The Keesingia Gigas’ sting is one jellyfish sting that even concentrated bull urine couldn’t help. Discovered in 2013 off the coast of Australia, this spectral-looking jellyfish grows up to 20 inches or 50 centimeters and packs a lethal venom that is believed to cause Irukandji Syndrome. One sting from this arm-length oceanic beast can be painful, but the nausea, vomiting, and possible death that follows are a bit more concerning. What’s peculiar about the Keesingia gigas is the complete lack of tentacles, which, for most jellyfish, is the common appendage known for dishing out the sting. While some marine experts believe the explanation is as simple as having caught gigas that have shed their tentacles, others believe the bell of the jellyfish is where the venom is introduced to its victim.
It may be difficult, but try to quell your “Aww’s” over this next adorable entry. The Etendeka is a round-eared sengi, or elephant-shrew, found in the remote regions of Namibia. The tiny critter is smaller than other known Macroscelides and is typically found with rust-colored fur and a large, hairless gland under its tail. The tiny mammal comes in at around 7.3 inches or 18 centimeters long from its tail to its cute little snout.

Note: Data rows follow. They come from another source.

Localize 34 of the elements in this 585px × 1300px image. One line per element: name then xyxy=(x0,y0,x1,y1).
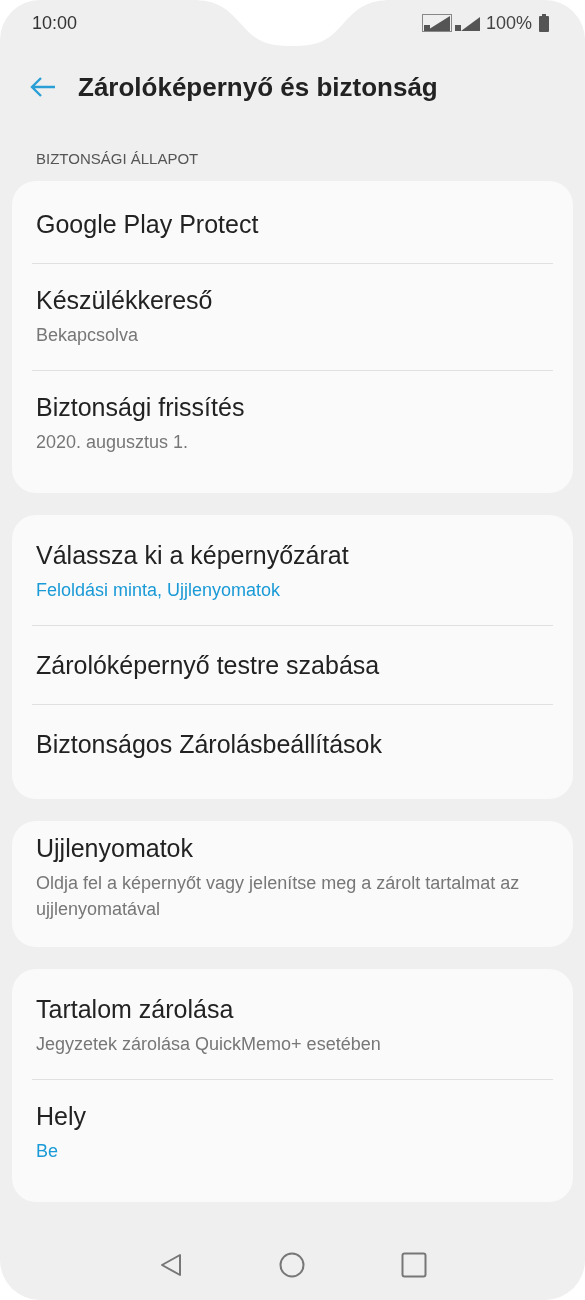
signal-icon xyxy=(454,14,481,32)
battery-icon xyxy=(539,14,549,32)
item-title: Zárolóképernyő testre szabása xyxy=(36,650,381,680)
item-subtitle: Bekapcsolva xyxy=(36,323,140,347)
section-label: BIZTONSÁGI ÁLLAPOT xyxy=(35,149,200,169)
item-title: Készülékkereső xyxy=(36,285,214,315)
settings-item[interactable]: Válassza ki a képernyőzárat Feloldási minta, Ujjlenyomatok xyxy=(32,519,553,625)
item-subtitle: Jegyzetek zárolása QuickMemo+ esetében xyxy=(36,1032,382,1056)
screen-title: Zárolóképernyő és biztonság xyxy=(78,71,438,103)
battery-percentage: 100% xyxy=(485,12,532,34)
home-icon[interactable] xyxy=(279,1252,306,1278)
item-title: Válassza ki a képernyőzárat xyxy=(36,540,350,570)
item-subtitle: 2020. augusztus 1. xyxy=(36,430,190,454)
item-title: Hely xyxy=(36,1101,87,1131)
settings-item[interactable]: Google Play Protect xyxy=(32,185,553,263)
item-title: Tartalom zárolása xyxy=(36,994,235,1024)
item-subtitle: Oldja fel a képernyőt vagy jelenítse meg a zárolt tartalmat az ujjlenyomatával xyxy=(36,872,521,921)
item-subtitle: Be xyxy=(36,1139,60,1163)
item-subtitle: Feloldási minta, Ujjlenyomatok xyxy=(36,578,282,602)
back-arrow-icon[interactable] xyxy=(30,76,56,98)
settings-item[interactable]: Biztonsági frissítés 2020. augusztus 1. xyxy=(32,370,553,477)
signal-icon xyxy=(421,14,452,32)
settings-item[interactable]: Tartalom zárolása Jegyzetek zárolása QuickMemo+ esetében xyxy=(32,973,553,1079)
item-title: Ujjlenyomatok xyxy=(36,834,194,864)
item-title: Google Play Protect xyxy=(36,209,260,239)
settings-item[interactable]: Készülékkereső Bekapcsolva xyxy=(32,263,553,370)
settings-item[interactable]: Biztonságos Zárolásbeállítások xyxy=(32,704,553,783)
settings-item[interactable]: Hely Be xyxy=(32,1079,553,1186)
status-time: 10:00 xyxy=(32,12,78,34)
settings-item[interactable]: Ujjlenyomatok Oldja fel a képernyőt vagy jelenítse meg a zárolt tartalmat az ujjlenyomatával xyxy=(32,825,553,931)
item-title: Biztonsági frissítés xyxy=(36,392,246,422)
recents-icon[interactable] xyxy=(401,1252,428,1278)
settings-item[interactable]: Zárolóképernyő testre szabása xyxy=(32,625,553,704)
item-title: Biztonságos Zárolásbeállítások xyxy=(36,729,384,759)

To aid in finding food, its tongue can stick out several millimeters past its already elongated proboscis. Initially, researchers believed the Etendeka to be nothing remarkable, until a genetic test was done, showing major differences between the two. The Etendeka has avoided detection for so long due to its habitat being so arid and difficult to access. Being so cute and cuddly looking, we expect it to eventually find its way into the world of house-pets.

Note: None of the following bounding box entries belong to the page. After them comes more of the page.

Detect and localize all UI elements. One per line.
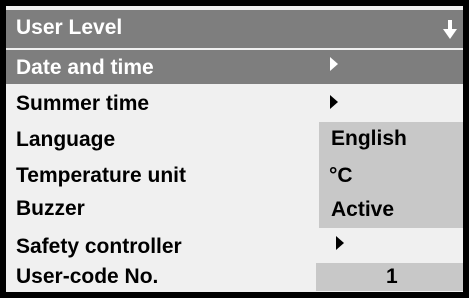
menu-item-safety-controller[interactable]: Safety controller [6,230,463,264]
menu-item-summer-time[interactable]: Summer time [6,87,463,121]
menu-item-label: Temperature unit [16,164,186,187]
page-title: User Level [16,16,123,39]
user-code-value: 1 [386,265,398,288]
menu-item-language[interactable]: Language [6,123,463,157]
menu-item-user-code[interactable]: User-code No. 1 [6,260,463,292]
down-arrow-icon[interactable] [443,20,457,40]
right-triangle-icon [330,95,338,109]
menu-panel: User Level Date and time Summer time Eng… [6,6,463,292]
menu-item-buzzer[interactable]: Buzzer [6,192,463,226]
menu-item-date-time[interactable]: Date and time [6,50,463,84]
menu-item-label: User-code No. [16,265,159,288]
right-triangle-icon [330,57,338,71]
menu-item-label: Date and time [16,56,154,79]
menu-item-label: Safety controller [16,235,182,258]
menu-item-temperature-unit[interactable]: Temperature unit [6,159,463,193]
menu-item-label: Language [16,128,116,151]
menu-item-label: Summer time [16,92,150,115]
user-code-value-box[interactable]: 1 [316,263,463,291]
right-triangle-icon [336,236,344,250]
display-frame: User Level Date and time Summer time Eng… [0,0,469,298]
title-bar: User Level [6,10,463,48]
menu-item-label: Buzzer [16,197,85,220]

It’s sad to think that, over time, John Lennon may be forgotten for his musical talents, but a group of scientists from the Museu Paraense Emilio Goeldi in Brazil were sure to make it so his name lives on in some fashion. In life, Lennon may have been a Beatle, but post-mortem, he is a new species of Amazonian tarantula, the Bumba lennoni. The new species of Theraphosidae is quite tiny, with a body measuring in at around 1 inch or 3 centimeters long, but is otherwise unremarkable when compared to the oversized Goliath Birdeater that it is related to. When inquired about the naming, study leader Fernando Perez-Miles claimed that Lennon was chosen because he helped to make this world a more gentle place. You know, like tarantulas. Makes perfect sense.